Multiple (CNS) tuberculoma is commonly associated with the HIV infection.[13] The patient reported here, though is seronegative for HIV infection, suffered disseminated miliary tuberculosis of lungs and brain. The paradoxical immune response similar to an immunodeficient state is probably due to severe malnutrition and deficiency of essential micronutrient and vitamins. The case reported here may also be considered an immunodeficient host because of the associated severe malnutrition. Children with malnutrition show a high incidence of deranged cellular immunity.[14] Protein deprivation may result in impaired DNA synthesis and atrophy of both the thymus and lymphoid tissue. A correlation has been shown between the degree of impairment of tests of cellular immunity and the severity of malnutrition.
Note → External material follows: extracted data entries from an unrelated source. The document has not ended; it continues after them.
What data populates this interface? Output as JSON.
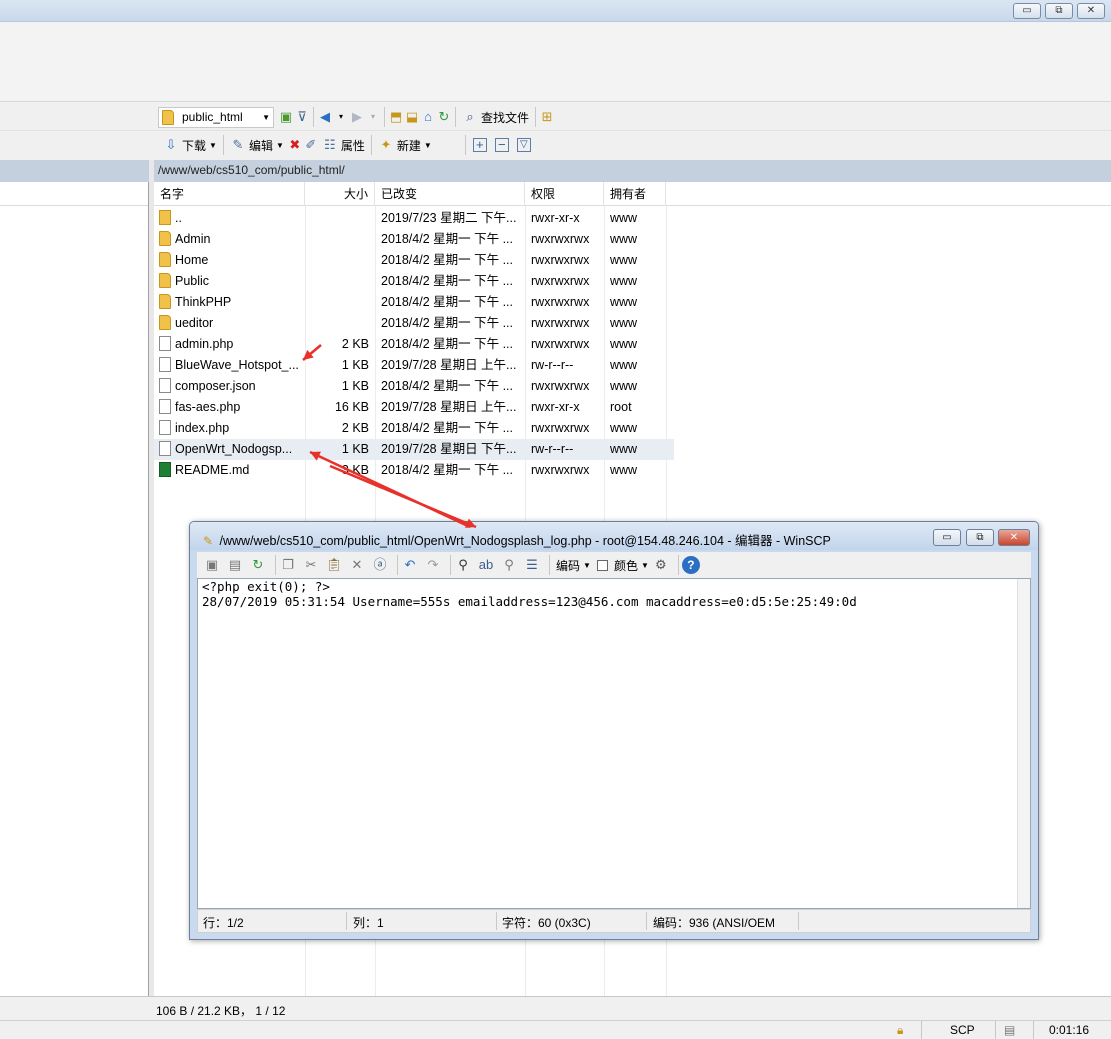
{
  "window": {
    "min_label": "▭",
    "restore_label": "⧉",
    "close_label": "✕"
  },
  "toolbar1": {
    "folder_select": "public_html",
    "find_files": "查找文件"
  },
  "toolbar2": {
    "download": "下载",
    "edit": "编辑",
    "properties": "属性",
    "new": "新建"
  },
  "path": "/www/web/cs510_com/public_html/",
  "columns": {
    "name": "名字",
    "size": "大小",
    "changed": "已改变",
    "rights": "权限",
    "owner": "拥有者"
  },
  "files": [
    {
      "name": "..",
      "size": "",
      "changed": "2019/7/23 星期二 下午...",
      "rights": "rwxr-xr-x",
      "owner": "www",
      "kind": "up"
    },
    {
      "name": "Admin",
      "size": "",
      "changed": "2018/4/2 星期一 下午 ...",
      "rights": "rwxrwxrwx",
      "owner": "www",
      "kind": "folder"
    },
    {
      "name": "Home",
      "size": "",
      "changed": "2018/4/2 星期一 下午 ...",
      "rights": "rwxrwxrwx",
      "owner": "www",
      "kind": "folder"
    },
    {
      "name": "Public",
      "size": "",
      "changed": "2018/4/2 星期一 下午 ...",
      "rights": "rwxrwxrwx",
      "owner": "www",
      "kind": "folder"
    },
    {
      "name": "ThinkPHP",
      "size": "",
      "changed": "2018/4/2 星期一 下午 ...",
      "rights": "rwxrwxrwx",
      "owner": "www",
      "kind": "folder"
    },
    {
      "name": "ueditor",
      "size": "",
      "changed": "2018/4/2 星期一 下午 ...",
      "rights": "rwxrwxrwx",
      "owner": "www",
      "kind": "folder"
    },
    {
      "name": "admin.php",
      "size": "2 KB",
      "changed": "2018/4/2 星期一 下午 ...",
      "rights": "rwxrwxrwx",
      "owner": "www",
      "kind": "doc"
    },
    {
      "name": "BlueWave_Hotspot_...",
      "size": "1 KB",
      "changed": "2019/7/28 星期日 上午...",
      "rights": "rw-r--r--",
      "owner": "www",
      "kind": "doc"
    },
    {
      "name": "composer.json",
      "size": "1 KB",
      "changed": "2018/4/2 星期一 下午 ...",
      "rights": "rwxrwxrwx",
      "owner": "www",
      "kind": "doc"
    },
    {
      "name": "fas-aes.php",
      "size": "16 KB",
      "changed": "2019/7/28 星期日 上午...",
      "rights": "rwxr-xr-x",
      "owner": "root",
      "kind": "doc"
    },
    {
      "name": "index.php",
      "size": "2 KB",
      "changed": "2018/4/2 星期一 下午 ...",
      "rights": "rwxrwxrwx",
      "owner": "www",
      "kind": "doc"
    },
    {
      "name": "OpenWrt_Nodogsp...",
      "size": "1 KB",
      "changed": "2019/7/28 星期日 下午...",
      "rights": "rw-r--r--",
      "owner": "www",
      "kind": "doc"
    },
    {
      "name": "README.md",
      "size": "3 KB",
      "changed": "2018/4/2 星期一 下午 ...",
      "rights": "rwxrwxrwx",
      "owner": "www",
      "kind": "md"
    }
  ],
  "status": {
    "summary": "106 B / 21.2 KB， 1 / 12",
    "protocol": "SCP",
    "elapsed": "0:01:16"
  },
  "editor": {
    "title": "/www/web/cs510_com/public_html/OpenWrt_Nodogsplash_log.php - root@154.48.246.104 - 编辑器 - WinSCP",
    "encoding": "编码",
    "color": "颜色",
    "content": "<?php exit(0); ?>\n28/07/2019 05:31:54 Username=555s emailaddress=123@456.com macaddress=e0:d5:5e:25:49:0d",
    "status_line": "行：1/2",
    "status_col": "列：1",
    "status_char": "字符：60 (0x3C)",
    "status_enc": "编码：936   (ANSI/OEM"
  },
  "colors": {
    "annotation_arrow": "#e8312a"
  }
}
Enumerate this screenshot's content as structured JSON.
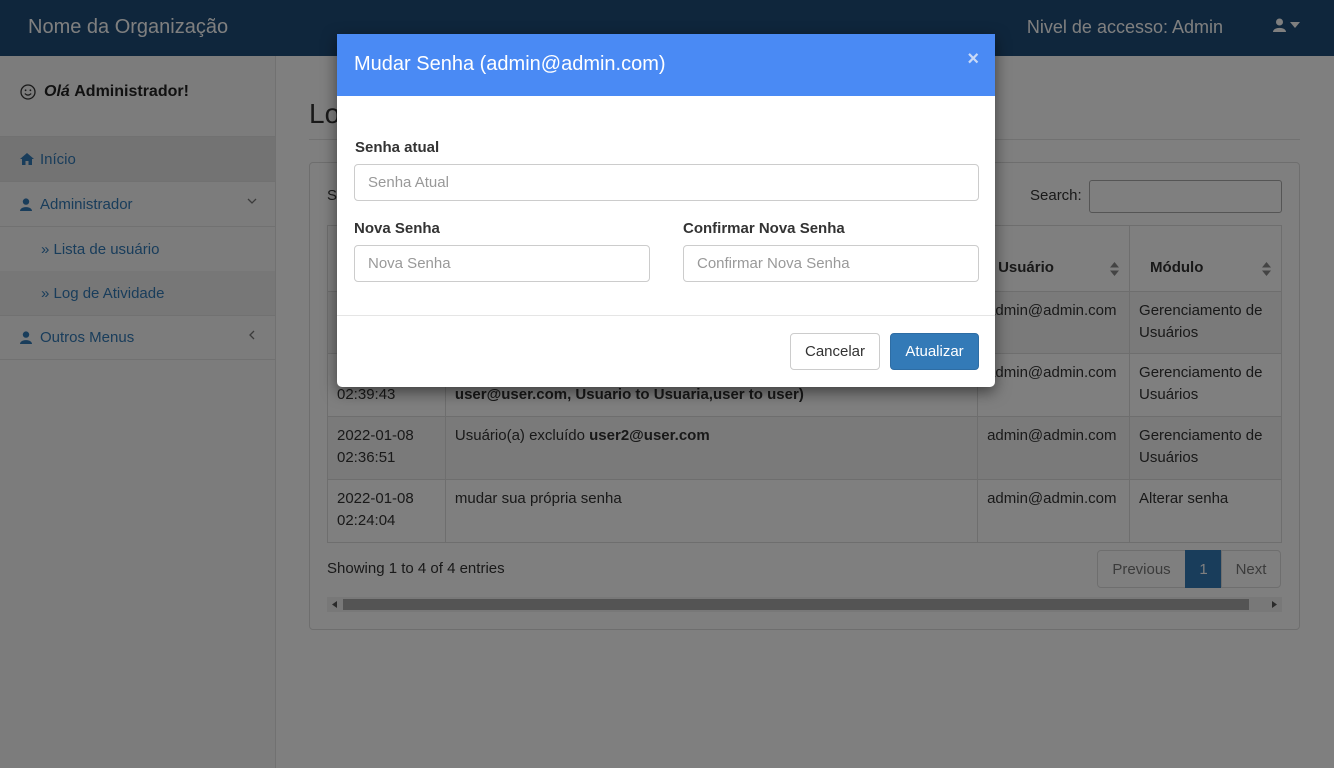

Severe nutritional deprivation leads to a deficiency of low-molecular-weight lymphocyte growth factors, which may contribute to immunodeficiency associated with the disease.[15] There is a strong association of decreased serum 25D concentrations and increased severity and/or susceptibility to tuberculosis infection. Williams et al.[16] determined the vitamin D status of 64 children infected with tuberculosis, and 86% of their patients were found to have inadequate vitamin D stores.

Multiple tuberculoma of brain is a well described entity in the literature in adult patients. Our case is that of the youngest child with an immunodeficiency due to severe malnutrition with miliary brain tuberculomas and multiple lymph nodes involvement.

Conclusion

Miliary brain tuberculomas is extremely rare and more commonly reported in seropositive patients with miliary pulmonary tuberculous infection and those with immunodeficiency due to HIV. Our case report highlights a seronegative child with miliary tuberculosis of the brain and lung parenchyma and multiple lymphadenitis. Severe PEM and advanced nutritional rickets constitute a compromised immune status that can facilitate the dissemination of mycobacterial infection as in seropositive patients even after appropriate antituberculous treatment.

Footnotes

Source of Support: Nil

Conflict of Interest: None declared.